BBC News Magazine ^ | 3-7-2013 | Dee Dee Myers

Posted on 03/09/2013 7:30:47 AM PST by haffast

Not so long ago, the idea that women might rule the world seemed slightly ridiculous - like something out of science fiction. But in an essay to mark International Women's Day, political analyst and former White House press secretary Dee Dee Myers argues it's now a topic that can be seriously discussed.

Women clearly lacked the intellectual capacity and emotional fortitude to make the difficult decisions that leadership required. It wasn't bias, it was biology - it was just the way women were made.

But that was then. In recent decades, attitudes and ideas have changed - and fast. That's not to say that every corner of the world has welcomed women moving from the traditional and private into the modern and public. But move they have.

So what's changed? A lot. As a huge and growing body of research and experience makes clear, empowering women makes things better. Not perfect. But better.

snip

Former US Secretary of State Dr Condoleezza Rice says she has learned first-hand that you need women to participate in the peace process.
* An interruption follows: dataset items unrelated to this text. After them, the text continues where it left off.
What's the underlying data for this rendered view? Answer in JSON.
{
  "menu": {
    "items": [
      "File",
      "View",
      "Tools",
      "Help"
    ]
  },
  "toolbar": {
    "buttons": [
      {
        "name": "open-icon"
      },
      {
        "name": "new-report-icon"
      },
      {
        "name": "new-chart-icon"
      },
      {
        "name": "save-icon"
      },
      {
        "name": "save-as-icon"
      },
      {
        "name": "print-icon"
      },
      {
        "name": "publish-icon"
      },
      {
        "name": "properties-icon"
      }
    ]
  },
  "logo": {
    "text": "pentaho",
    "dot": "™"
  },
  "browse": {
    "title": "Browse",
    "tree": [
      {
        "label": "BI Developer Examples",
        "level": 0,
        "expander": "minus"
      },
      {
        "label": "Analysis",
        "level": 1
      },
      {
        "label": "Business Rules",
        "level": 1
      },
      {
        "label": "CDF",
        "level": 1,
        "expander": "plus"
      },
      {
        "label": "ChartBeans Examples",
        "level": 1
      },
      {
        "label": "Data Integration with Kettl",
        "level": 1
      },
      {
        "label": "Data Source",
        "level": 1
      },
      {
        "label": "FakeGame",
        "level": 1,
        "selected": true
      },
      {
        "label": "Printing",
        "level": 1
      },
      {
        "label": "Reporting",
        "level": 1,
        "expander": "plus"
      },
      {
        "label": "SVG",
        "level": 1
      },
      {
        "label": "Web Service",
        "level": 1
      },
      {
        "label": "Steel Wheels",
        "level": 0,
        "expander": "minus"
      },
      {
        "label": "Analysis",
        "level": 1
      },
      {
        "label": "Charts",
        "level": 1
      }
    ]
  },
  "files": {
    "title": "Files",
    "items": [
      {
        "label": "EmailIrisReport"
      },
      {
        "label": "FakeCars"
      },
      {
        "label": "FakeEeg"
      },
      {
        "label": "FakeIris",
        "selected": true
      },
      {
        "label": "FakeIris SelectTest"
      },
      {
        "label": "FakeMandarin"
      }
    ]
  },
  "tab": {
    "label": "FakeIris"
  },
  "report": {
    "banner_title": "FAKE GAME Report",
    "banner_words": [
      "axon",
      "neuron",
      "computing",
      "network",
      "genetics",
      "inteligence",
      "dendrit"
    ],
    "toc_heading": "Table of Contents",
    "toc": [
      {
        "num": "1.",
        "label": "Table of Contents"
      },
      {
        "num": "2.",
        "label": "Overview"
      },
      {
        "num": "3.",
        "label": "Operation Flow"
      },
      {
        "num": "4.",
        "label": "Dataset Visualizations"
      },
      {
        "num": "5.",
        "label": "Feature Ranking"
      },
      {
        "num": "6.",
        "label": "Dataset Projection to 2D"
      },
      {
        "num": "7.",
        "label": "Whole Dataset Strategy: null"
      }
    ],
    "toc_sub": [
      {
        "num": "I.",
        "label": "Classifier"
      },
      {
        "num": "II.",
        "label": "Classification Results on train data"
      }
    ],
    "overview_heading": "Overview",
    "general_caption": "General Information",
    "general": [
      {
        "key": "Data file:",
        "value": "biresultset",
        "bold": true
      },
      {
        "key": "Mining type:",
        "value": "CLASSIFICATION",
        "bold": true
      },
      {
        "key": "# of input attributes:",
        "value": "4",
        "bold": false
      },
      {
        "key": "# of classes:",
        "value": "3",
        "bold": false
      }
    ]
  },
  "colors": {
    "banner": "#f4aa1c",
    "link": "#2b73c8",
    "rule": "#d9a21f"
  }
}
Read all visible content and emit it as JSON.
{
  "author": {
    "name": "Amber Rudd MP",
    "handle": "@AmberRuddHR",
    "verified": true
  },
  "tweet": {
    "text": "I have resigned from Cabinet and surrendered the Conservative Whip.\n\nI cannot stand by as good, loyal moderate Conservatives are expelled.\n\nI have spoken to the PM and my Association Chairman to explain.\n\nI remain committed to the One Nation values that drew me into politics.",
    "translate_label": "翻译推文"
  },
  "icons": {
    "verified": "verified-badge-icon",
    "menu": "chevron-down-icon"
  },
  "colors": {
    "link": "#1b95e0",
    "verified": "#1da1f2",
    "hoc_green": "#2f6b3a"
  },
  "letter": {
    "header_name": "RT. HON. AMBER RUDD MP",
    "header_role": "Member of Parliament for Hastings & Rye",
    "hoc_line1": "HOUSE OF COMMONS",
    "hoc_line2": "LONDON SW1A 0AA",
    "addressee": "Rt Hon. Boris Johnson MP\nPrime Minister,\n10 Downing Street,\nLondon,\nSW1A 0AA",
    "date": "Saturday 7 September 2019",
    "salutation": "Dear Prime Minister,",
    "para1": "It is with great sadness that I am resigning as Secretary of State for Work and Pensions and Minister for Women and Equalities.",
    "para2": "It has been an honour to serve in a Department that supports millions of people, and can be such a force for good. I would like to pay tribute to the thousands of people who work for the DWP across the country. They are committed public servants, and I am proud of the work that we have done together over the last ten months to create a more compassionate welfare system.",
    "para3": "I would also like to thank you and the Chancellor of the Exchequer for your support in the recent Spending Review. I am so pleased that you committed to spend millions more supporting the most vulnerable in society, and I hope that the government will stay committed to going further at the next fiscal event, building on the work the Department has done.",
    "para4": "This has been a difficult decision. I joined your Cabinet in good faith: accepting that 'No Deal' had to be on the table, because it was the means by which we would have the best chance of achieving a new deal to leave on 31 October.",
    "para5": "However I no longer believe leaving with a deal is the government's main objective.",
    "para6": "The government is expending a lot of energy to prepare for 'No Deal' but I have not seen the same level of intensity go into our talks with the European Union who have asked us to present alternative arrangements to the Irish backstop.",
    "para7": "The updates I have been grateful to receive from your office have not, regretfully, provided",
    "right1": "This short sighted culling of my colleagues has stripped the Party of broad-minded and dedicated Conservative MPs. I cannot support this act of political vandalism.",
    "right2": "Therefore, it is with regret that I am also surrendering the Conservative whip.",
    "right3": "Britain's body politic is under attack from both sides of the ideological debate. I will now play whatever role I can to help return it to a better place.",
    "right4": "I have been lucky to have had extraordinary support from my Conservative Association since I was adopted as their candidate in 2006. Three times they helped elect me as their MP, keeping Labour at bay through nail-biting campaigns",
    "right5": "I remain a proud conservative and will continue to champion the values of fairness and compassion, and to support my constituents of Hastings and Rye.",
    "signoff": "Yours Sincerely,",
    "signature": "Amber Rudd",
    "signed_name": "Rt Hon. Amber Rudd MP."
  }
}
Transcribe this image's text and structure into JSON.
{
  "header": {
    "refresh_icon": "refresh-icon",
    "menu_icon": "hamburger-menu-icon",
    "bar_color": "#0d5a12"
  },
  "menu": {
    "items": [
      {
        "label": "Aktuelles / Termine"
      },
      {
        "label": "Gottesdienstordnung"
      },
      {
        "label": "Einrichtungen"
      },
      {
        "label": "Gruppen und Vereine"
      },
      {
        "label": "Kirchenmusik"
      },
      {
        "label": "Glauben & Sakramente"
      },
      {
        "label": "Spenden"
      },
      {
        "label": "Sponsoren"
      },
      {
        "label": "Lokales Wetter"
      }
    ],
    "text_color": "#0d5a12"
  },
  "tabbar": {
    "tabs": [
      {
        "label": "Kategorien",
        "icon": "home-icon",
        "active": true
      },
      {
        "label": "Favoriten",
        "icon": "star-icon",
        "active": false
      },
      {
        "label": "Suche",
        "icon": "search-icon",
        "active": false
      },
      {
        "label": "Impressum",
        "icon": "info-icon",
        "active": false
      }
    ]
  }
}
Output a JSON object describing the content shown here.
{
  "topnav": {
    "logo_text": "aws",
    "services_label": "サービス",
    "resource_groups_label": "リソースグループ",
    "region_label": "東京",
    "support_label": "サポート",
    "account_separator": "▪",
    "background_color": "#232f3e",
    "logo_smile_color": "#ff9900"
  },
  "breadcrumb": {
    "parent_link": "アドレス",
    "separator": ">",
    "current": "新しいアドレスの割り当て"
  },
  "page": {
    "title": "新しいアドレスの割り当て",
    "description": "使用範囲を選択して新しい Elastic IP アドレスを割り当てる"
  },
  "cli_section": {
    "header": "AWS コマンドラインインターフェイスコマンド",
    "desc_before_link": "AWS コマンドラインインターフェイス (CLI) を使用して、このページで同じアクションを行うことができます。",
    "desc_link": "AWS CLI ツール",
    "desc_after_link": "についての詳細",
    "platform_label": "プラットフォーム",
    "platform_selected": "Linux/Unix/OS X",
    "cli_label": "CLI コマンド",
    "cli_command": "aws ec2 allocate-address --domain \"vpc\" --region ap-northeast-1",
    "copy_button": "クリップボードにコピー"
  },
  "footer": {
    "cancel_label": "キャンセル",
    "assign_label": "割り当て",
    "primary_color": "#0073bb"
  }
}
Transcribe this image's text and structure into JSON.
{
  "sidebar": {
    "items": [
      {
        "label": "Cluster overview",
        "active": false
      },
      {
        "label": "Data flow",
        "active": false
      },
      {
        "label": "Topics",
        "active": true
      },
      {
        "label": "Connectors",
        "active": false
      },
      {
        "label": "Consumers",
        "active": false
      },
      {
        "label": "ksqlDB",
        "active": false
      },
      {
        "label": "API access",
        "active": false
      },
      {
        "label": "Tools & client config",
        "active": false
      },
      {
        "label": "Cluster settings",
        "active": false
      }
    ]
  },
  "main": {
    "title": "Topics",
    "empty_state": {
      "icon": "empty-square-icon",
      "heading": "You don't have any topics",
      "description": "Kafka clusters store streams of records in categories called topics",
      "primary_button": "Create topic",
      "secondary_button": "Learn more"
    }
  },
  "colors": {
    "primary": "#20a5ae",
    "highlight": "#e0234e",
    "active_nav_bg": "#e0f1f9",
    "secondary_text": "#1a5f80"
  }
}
"First and foremost women are often the guardians of the village, the family, and are therefore the ones who suffer most in conflict zones. They're often the target of marauding forces, the target of those who would rape and maim and if you can engage them in the process, then they also can help the society to heal."

So empowering women isn't about political correctness, it's about improving outcomes. It's about investing in stronger economies and healthier communities - it's about ending conflicts, and sustaining peace. It's about improving the quality of life for people all over the world.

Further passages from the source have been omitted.